Just listened to - and loved! - the recent Packet Pushers discussion on OpenFlow. Ethan and Greg with guests Ivan and Derrick put together a great episode with very interesting insights that made time fly for me as I listened.

I think some considerations made on the show deserve some comments:

  • Architecturally, Ivan made a point of how we should have a stable IP core and a more 'flexible' access/edge layer, which is where the OpenFlow goodness comes in. YES! That makes perfect sense: the challenges we're looking at adresssing - multi-tenancy, virtualized topologies, compliance compartmentalization, ... - are much more focused on access layers. Of course there is a need to define how the core addresses these topics, but solving them at the access layer is paramount.
  • Greg espouses a long-term view of OpenFlow that I think is also correct. The notion of redoing a whole new network now to accommodate OpenFlow is not practical, but the effect of OF on network design is likely to be felt in a few years.
  • There was some discussion on whether some features (LLDP/CDP, LACP, ...) will have to be implemented locally and how that might contrary to the unstated goal of commoditizing the access switches. Frankly, I don't think this is an issue. Just like 'commodity switches' have had to slowly incorporate functionality (think VLANs, QOS, POE, ... which can now all be had on consumer-level gear) I think these 'essential' functions will also find their way into the more commoditized product lines over time.
  • The scaling limitations are ever present. That being said, I am wondering if the current limitations (as described in the show) of 600-1000 new flows/sec shouldn't be looked at as new flow setups, but as EXCEPTIONs to pre-existing flow setups. Think about this scenario
  • a) OpenFlow controller is 'aware' and instantiates expected flows from each access switch port as part of maintenance window: "IP traffic from source A coming on port X going to destination B is allowed and goes out port y" and so on.
  • b) Then, only when *exceptions* to that occur ('bad hacker takes over source A and attacks server C instead') does the controller need to get involved - and can then do all the kungfu-magic of redirecting traffic to a network forensics device or something...
So yes, there are scaling limitations, but the power of pre-programming flows might be tapped to alleviate a lot of that. If this is correct, then the issues to consider are really how many flow rules can a switch realistically host in its policy rule table, how many flows can a switch host overall (not unlinke a firewall) and what happens in the failure scenarios of overloading policies and/or concurrent flows. Again, just like a firewall...

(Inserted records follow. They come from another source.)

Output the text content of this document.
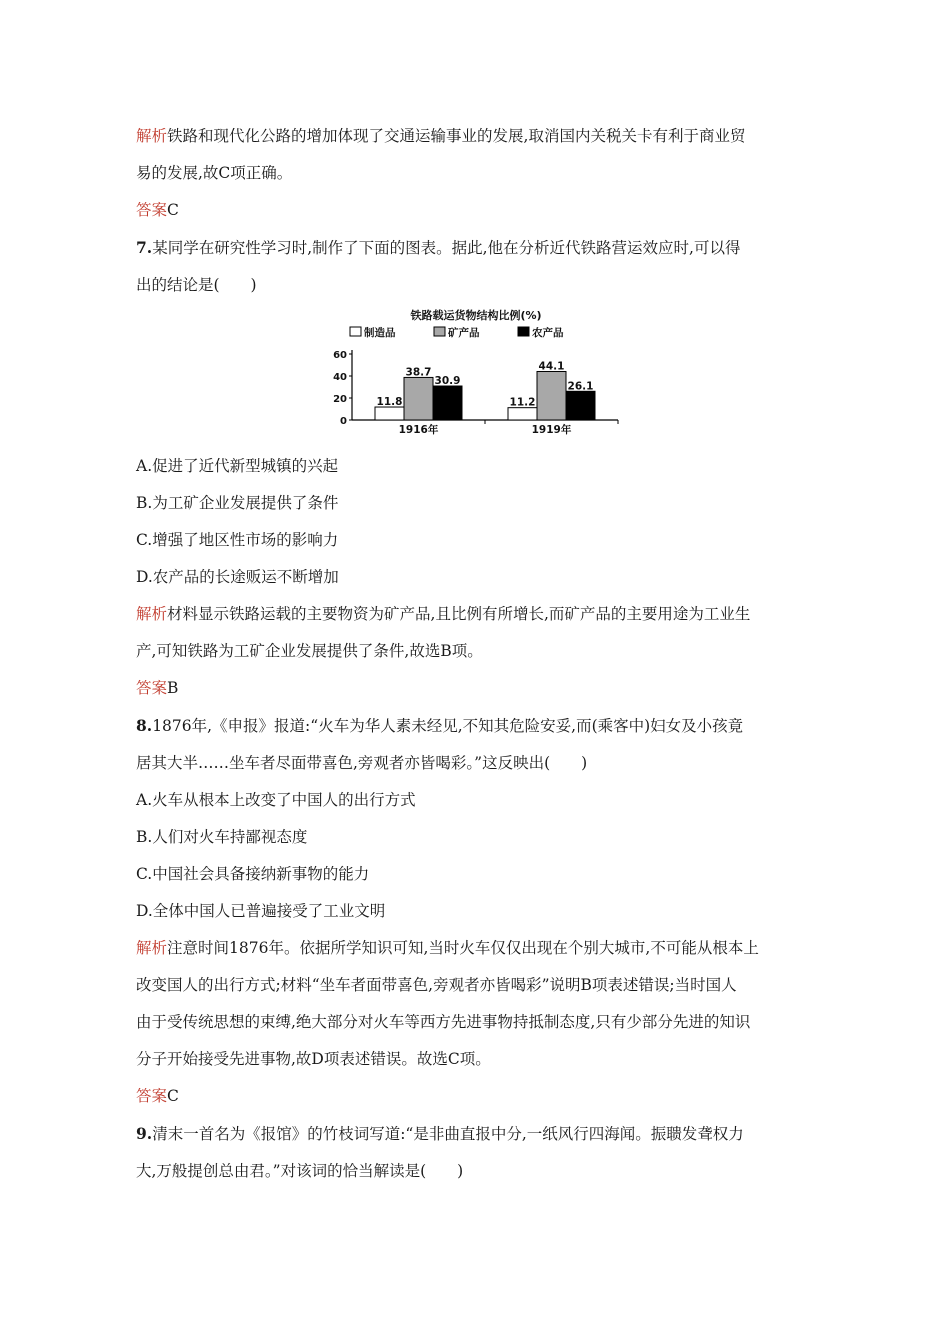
解析铁路和现代化公路的增加体现了交通运输事业的发展,取消国内关税关卡有利于商业贸
易的发展,故C项正确。
答案C
7.某同学在研究性学习时,制作了下面的图表。据此,他在分析近代铁路营运效应时,可以得
出的结论是(　　)
铁路载运货物结构比例(%)
制造品	矿产品	农产品
0
20
40
60
11.8
38.7
30.9
1916年
11.2
44.1
26.1
1919年
A.促进了近代新型城镇的兴起
B.为工矿企业发展提供了条件
C.增强了地区性市场的影响力
D.农产品的长途贩运不断增加
解析材料显示铁路运载的主要物资为矿产品,且比例有所增长,而矿产品的主要用途为工业生
产,可知铁路为工矿企业发展提供了条件,故选B项。
答案B
8.1876年,《申报》报道:“火车为华人素未经见,不知其危险安妥,而(乘客中)妇女及小孩竟
居其大半……坐车者尽面带喜色,旁观者亦皆喝彩。”这反映出(　　)
A.火车从根本上改变了中国人的出行方式
B.人们对火车持鄙视态度
C.中国社会具备接纳新事物的能力
D.全体中国人已普遍接受了工业文明
解析注意时间1876年。依据所学知识可知,当时火车仅仅出现在个别大城市,不可能从根本上
改变国人的出行方式;材料“坐车者面带喜色,旁观者亦皆喝彩”说明B项表述错误;当时国人
由于受传统思想的束缚,绝大部分对火车等西方先进事物持抵制态度,只有少部分先进的知识
分子开始接受先进事物,故D项表述错误。故选C项。
答案C
9.清末一首名为《报馆》的竹枝词写道:“是非曲直报中分,一纸风行四海闻。振聩发聋权力
大,万般提创总由君。”对该词的恰当解读是(　　)
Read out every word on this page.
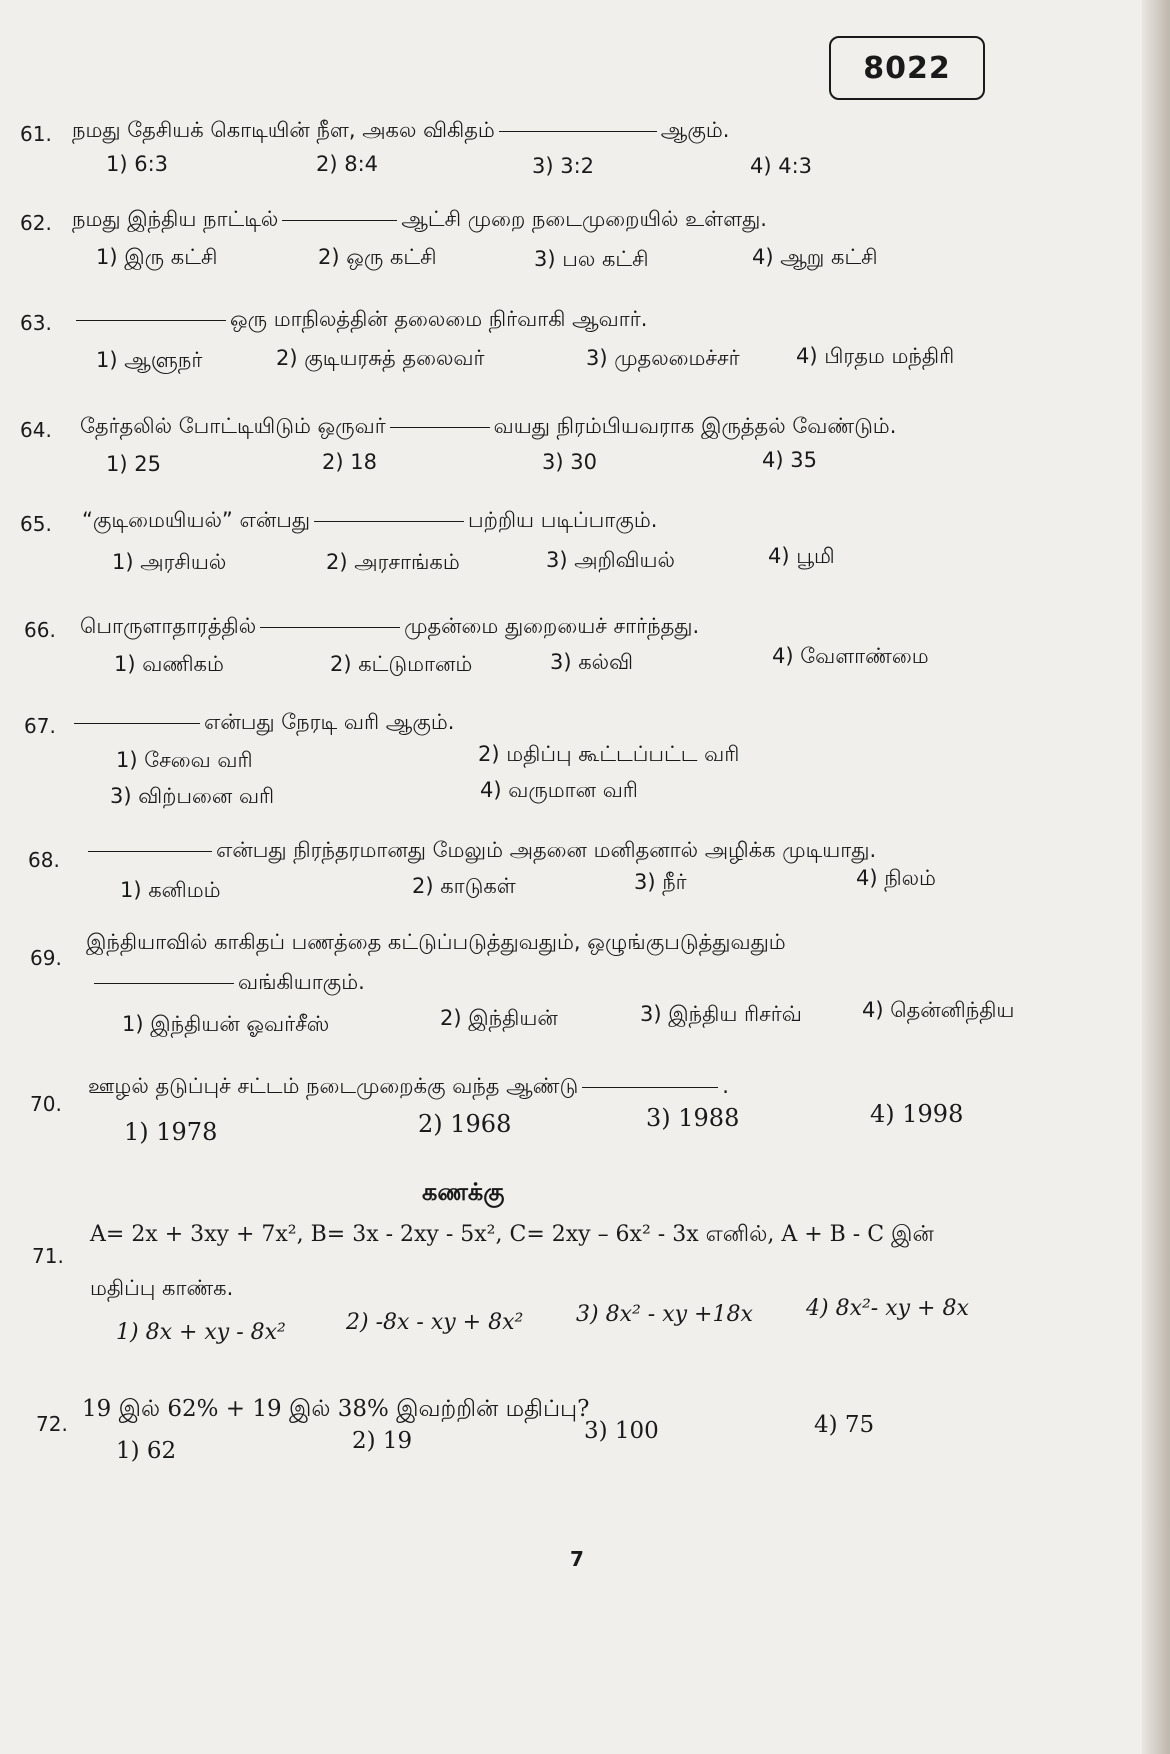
8022
61. நமது தேசியக் கொடியின் நீள, அகல விகிதம்	ஆகும்.
1) 6:3	2) 8:4	3) 3:2	4) 4:3
62. நமது இந்திய நாட்டில்	ஆட்சி முறை நடைமுறையில் உள்ளது.
1) இரு கட்சி	2) ஒரு கட்சி	3) பல கட்சி	4) ஆறு கட்சி
63.	ஒரு மாநிலத்தின் தலைமை நிர்வாகி ஆவார்.
1) ஆளுநர்	2) குடியரசுத் தலைவர்	3) முதலமைச்சர்	4) பிரதம மந்திரி
64. தேர்தலில் போட்டியிடும் ஒருவர்	வயது நிரம்பியவராக இருத்தல் வேண்டும்.
1) 25	2) 18	3) 30	4) 35
65. “குடிமையியல்” என்பது	பற்றிய படிப்பாகும்.
1) அரசியல்	2) அரசாங்கம்	3) அறிவியல்	4) பூமி
66. பொருளாதாரத்தில்	முதன்மை துறையைச் சார்ந்தது.
1) வணிகம்	2) கட்டுமானம்	3) கல்வி	4) வேளாண்மை
67.	என்பது நேரடி வரி ஆகும்.
1) சேவை வரி	2) மதிப்பு கூட்டப்பட்ட வரி
3) விற்பனை வரி	4) வருமான வரி
68.	என்பது நிரந்தரமானது மேலும் அதனை மனிதனால் அழிக்க முடியாது.
1) கனிமம்	2) காடுகள்	3) நீர்	4) நிலம்
69.
இந்தியாவில் காகிதப் பணத்தை கட்டுப்படுத்துவதும், ஒழுங்குபடுத்துவதும்
வங்கியாகும்.
1) இந்தியன் ஓவர்சீஸ்	2) இந்தியன்	3) இந்திய ரிசர்வ்	4) தென்னிந்திய
70.
ஊழல் தடுப்புச் சட்டம் நடைமுறைக்கு வந்த ஆண்டு	.
1) 1978	2) 1968	3) 1988	4) 1998
கணக்கு
71.
A= 2x + 3xy + 7x², B= 3x - 2xy - 5x², C= 2xy – 6x² - 3x எனில், A + B - C இன்
மதிப்பு காண்க.
1) 8x + xy - 8x²	2) -8x - xy + 8x² 3) 8x² - xy +18x 4) 8x²- xy + 8x
72.
19 இல் 62% + 19 இல் 38% இவற்றின் மதிப்பு?
1) 62	2) 19	3) 100	4) 75
7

Finally, in my opinion, the current thinking on the applicability of OpenFlow to enterprise networks - specifically as it relates to the functions of the OpenFlow controller - can be summarized as:

Guess where the OpenFlow controller sits...

(As a side note, I remember a cartoon with the same message from many years ago but with a flowchart instead, but couldn't find it online. If anyone can point me to it, greatly appreciated!)

Great, great show guys! Thanks!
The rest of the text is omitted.